We are probably all the soils put together. Even though we might be productive or even outstanding members of society we might have thorns of anxiety choking the life of God in us. Successful people are not always happy. Otherwise, how to explain why celebrities need “highs” from drugs, alcohol or sex to feel high when they are already high up there on pedestals? This is why I think the Gospel might be read through the First Reading.  We might be discouraged by the presence of thorns in our lives,  we may be lukewarm about our faith—with an attitude that is neither here nor there,  we might be dispirited by the poverty of our goodness that no matter how hard we try, we never seem to be good enough. The point is, all of us struggle to be good. Otherwise, we would not be here. Thus, the First Reading invites us in our struggles to be open to God because “His Word goes out and never returns empty, without carrying out His will and succeeding in what it was sent out to do”.
Such is the powerful assurance of the Sower of seeds that at the beginning of Mass, we acknowledge that Christ is both Word and Sacrament. As I said earlier, the First Reading may paint a picture of the Word as powerful and dynamic but these descriptions are adjectives and also redundant. The Word has to be both dynamic and powerful because the Word is Christ Himself. In short, Sacraments are God’s Word in action.
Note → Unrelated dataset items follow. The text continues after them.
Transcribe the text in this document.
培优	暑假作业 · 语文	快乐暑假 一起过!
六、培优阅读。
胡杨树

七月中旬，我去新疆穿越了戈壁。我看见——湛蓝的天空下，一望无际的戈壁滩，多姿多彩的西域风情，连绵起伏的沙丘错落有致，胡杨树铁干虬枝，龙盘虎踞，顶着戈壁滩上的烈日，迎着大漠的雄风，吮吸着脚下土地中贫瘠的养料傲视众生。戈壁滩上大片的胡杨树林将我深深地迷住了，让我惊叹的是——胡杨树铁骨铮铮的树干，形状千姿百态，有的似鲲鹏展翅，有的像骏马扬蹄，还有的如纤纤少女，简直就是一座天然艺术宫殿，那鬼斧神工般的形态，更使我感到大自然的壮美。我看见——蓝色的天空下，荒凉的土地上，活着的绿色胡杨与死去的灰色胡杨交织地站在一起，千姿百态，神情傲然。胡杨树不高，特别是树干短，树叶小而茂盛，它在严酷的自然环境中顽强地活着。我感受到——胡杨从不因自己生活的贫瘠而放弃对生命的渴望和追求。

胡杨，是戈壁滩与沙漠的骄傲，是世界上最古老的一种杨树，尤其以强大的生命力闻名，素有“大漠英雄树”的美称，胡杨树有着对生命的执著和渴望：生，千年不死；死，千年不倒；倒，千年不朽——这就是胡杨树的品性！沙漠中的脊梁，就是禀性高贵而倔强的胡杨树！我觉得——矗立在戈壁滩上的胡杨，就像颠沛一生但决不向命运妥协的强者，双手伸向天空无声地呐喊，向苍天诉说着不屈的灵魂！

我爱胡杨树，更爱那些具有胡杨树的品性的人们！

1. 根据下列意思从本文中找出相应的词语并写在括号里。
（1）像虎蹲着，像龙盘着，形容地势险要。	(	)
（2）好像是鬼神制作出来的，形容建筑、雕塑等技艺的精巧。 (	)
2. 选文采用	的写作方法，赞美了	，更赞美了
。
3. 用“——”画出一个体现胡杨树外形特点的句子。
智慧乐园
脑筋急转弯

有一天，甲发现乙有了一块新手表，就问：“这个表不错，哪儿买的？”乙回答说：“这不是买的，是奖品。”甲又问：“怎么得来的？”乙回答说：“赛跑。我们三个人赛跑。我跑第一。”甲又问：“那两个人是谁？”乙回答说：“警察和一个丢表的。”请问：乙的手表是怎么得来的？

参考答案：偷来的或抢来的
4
Thus, the Sacraments are not just mere “words”. If they were, then they would become boring. In fact, every Sacrament is the action of Christ Himself. This definition does not say much but we will begin to recognise what this means if we contrast Sacraments with “sacramentals”. According to a definition, a sacramental is anything set apart or blessed by the Church to excite good thoughts and to increase devotion. That is why sacramentals do not confer or give the grace of the Holy Spirit the way that the 7 Sacraments do. In blessing a rosary, a medal, water or a person, by the Church’s prayer they prepare us to receive grace and give us the opportunity to co-operate with grace. Sacraments, on the other hand, are actions of Christ because through them, Christ continues His saving work amongst us. Christ is truly present amongst us. Thus, the difference between the Sacraments and the sacramentals is: Firstly, the Sacraments were instituted or established by Christ whereas the sacramentals are instituted by the Church and secondly, the Sacraments give grace of themselves when we place no obstacle in the way; the sacramentals excite in us pious dispositions, by means of which we may obtain grace.
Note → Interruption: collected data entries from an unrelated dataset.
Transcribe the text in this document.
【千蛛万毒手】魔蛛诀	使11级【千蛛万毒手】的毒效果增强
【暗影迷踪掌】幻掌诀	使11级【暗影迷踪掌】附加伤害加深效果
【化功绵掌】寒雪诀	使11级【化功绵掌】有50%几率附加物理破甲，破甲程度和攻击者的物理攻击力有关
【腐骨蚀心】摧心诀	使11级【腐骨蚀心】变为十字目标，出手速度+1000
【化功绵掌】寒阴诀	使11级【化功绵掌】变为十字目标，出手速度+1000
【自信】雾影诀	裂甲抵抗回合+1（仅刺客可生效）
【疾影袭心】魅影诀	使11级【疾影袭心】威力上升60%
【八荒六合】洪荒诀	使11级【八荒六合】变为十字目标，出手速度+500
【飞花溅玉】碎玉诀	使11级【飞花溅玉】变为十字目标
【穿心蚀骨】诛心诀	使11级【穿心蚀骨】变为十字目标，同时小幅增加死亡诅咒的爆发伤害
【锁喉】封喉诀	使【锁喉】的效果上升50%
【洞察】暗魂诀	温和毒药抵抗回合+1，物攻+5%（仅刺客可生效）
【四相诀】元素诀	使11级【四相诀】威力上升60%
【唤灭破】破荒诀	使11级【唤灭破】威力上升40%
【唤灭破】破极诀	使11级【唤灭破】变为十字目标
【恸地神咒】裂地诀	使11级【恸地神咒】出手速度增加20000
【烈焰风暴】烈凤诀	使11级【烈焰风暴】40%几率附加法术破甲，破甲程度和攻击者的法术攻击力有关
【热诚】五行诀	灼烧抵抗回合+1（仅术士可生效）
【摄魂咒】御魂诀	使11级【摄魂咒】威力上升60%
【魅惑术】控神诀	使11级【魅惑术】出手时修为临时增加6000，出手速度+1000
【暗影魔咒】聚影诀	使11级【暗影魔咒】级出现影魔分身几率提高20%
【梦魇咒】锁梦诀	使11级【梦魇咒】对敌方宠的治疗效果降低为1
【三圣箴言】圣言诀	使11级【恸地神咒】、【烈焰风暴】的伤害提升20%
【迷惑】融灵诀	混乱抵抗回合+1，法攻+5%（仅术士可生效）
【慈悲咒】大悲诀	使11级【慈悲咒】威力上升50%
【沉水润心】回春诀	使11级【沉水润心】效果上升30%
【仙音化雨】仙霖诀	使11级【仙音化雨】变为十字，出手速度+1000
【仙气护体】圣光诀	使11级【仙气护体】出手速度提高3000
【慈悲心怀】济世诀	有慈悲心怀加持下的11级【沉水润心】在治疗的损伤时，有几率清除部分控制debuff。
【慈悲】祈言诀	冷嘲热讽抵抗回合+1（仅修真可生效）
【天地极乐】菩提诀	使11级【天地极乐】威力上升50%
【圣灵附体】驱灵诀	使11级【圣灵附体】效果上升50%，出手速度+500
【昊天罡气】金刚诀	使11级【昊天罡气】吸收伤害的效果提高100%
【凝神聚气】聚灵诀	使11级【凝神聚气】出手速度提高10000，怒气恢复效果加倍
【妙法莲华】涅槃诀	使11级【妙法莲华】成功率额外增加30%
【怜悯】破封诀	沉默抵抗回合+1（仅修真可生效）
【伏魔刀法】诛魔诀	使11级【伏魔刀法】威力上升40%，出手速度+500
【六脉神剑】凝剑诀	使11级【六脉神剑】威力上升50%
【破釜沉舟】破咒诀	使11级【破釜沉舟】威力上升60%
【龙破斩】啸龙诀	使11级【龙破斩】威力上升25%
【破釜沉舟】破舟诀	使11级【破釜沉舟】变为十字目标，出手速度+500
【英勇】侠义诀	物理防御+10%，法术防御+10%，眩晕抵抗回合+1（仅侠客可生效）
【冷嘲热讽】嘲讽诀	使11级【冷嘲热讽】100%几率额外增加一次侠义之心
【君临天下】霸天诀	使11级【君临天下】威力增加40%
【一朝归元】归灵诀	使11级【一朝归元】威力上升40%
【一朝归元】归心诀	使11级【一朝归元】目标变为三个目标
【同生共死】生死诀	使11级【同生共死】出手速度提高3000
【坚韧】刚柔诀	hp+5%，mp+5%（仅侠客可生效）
Now, perhaps, we can begin to appreciate what a Sacrament means. Every Sacrament that we celebrate is Christ Himself who  adopts us,  feeds us,  strengthens us,  forgives us,  heals us and  commissions us. You’d be wondering why only 6 actions of Christ which does not correspond to our 7 Sacraments. Actually, Christ Himself  adopts us in Baptism,  feeds us in the Eucharist,  strengthens us in Confirmation,  forgives us in Confession,  heals us through Anointing and commissions or sends us to sanctify the world through  Marriage or  Holy Order. Every sacrament that we celebrate generously and with deep faith will open us to the efficacious or effective action of Christ in our lives. The point of the First Reading is that God’s Word, meaning, Christ’s actions never fail to achieve what they set out to do. Even when we seem to face, feel and experience failure and we are ready to give up hope... the point is never to give up hope even if we feel that we are more rocky patches or thorny ground than fertile soil but continue to trust in the actions of Christ. In fact, the Second Reading acknowledges our groaning or yearning for salvation. The power of God’s Word in the Old Testament is Christ’s actions which are the Sacraments of the Church that we celebrate day in and day out, in and out of season. Alleluia.